I much preferred my sister’s choice of animation, a single-frame strip with an innocent duo. Posters of Love Is . . . were propped against the wall of the bedroom we shared on the second floor. We weren’t allowed to tape anything to our desks or hang anything on the walls. Because ladders, hammers, even thumbtacks, with their capacity for tetanus, could be deathly; and then there would be marks, holes even, when inevitably we, Father’s princesses, left. And so Love . . .was not fastened. Love is . . . taking the ups and downs with a smile. In this poster naked skaters had skidded, cold, bruised and beautific. To this day I have trouble keeping my clothes on. Sister wore as little as possible. Father would have liked us in chadoors. “Jeepers, creepers, where’d you get those peepers,” he’d say to me. Father’s eyes were pale, the color of ashes. Mine were coal. Sometimes when he returned from business trips to Saudi Arabia, he’d put his Imperial handkerchief before my face, just below the eyes. And laugh. Though not so much as he laughed when he talked about the time he walked through, as he told it, a cobblestone alley in England and “just happened to glance” at a veiled woman whose husband – Father bared his teeth in imitation – “looked like he was going to kill” him. Gosh all git up, how’d you get so lit up? The first time he told the anecdote, when I was six, I believed he’d seen the overreaction of a jealous man, and against my instinct -- innocuous eyes. By the time I was thirteen I knew Father had been “guilty;” he was still talking about it. The desire to have sexual relations originates, not with a slap on the ass, but with the look one person gives another. At least for me. The woman must have been very beautiful, and the three had all been a bit out of place. Woe is me, gotta put my cheaters on. I knew by then Father strictly adhered to the customs of any country he worked in. I also knew that if mother was approached by any man at the rare social function we’d attend, say, a wedding, Father appeared seemingly out of nowhere and physically came between his wife and the other. (My parents could have been at opposite ends of the room; he by the fountain where little American kids got drunk on jets of Prosecco, sometimes sticky with white peach juice; mother hardly aware of her departed lover who was who knows where -- unless we, her kids, were by the fountain). She called him by name; he called her wife.

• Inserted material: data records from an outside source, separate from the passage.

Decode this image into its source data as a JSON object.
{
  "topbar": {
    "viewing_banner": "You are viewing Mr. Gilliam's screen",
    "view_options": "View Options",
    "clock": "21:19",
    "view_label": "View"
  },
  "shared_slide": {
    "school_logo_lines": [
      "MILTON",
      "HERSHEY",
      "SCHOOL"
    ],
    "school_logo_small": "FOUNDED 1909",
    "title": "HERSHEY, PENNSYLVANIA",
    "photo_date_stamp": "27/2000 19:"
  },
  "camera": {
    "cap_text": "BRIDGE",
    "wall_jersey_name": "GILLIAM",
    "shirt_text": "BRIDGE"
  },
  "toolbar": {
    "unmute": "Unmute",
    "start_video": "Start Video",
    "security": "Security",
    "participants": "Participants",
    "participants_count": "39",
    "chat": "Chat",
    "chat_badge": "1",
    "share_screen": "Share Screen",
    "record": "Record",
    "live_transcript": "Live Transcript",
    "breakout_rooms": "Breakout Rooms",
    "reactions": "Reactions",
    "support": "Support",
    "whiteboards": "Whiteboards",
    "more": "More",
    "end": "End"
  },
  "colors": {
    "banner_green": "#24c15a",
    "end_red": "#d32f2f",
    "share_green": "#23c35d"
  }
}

I can still imagine the veiled woman’s opulent eyes. How they hypnotize! Father’s eyes freaked me out when I was a kid; they seemed, cataracted. Later I was fascinated by their singularity. My myopic eyes are as unnatural in size as his were in color. I have to have contacts specially made here, though I can often get them over-the-counter abroad. There are tons of people with big eyes. But I’ve not seen anyone yet with eyes the color of Father’s. Where’d you get those eyes?
When Father knew how much my sister and I adored the un-appled eden of Love Is . . . , he began to cut them out of one of his newspapers each day, sign and date them in his perfect cursive script, and present us each night with a new naked aphorism. Although Father thought Love Is . . . ridiculous, and saw love as comic foil, or perennial tragedy.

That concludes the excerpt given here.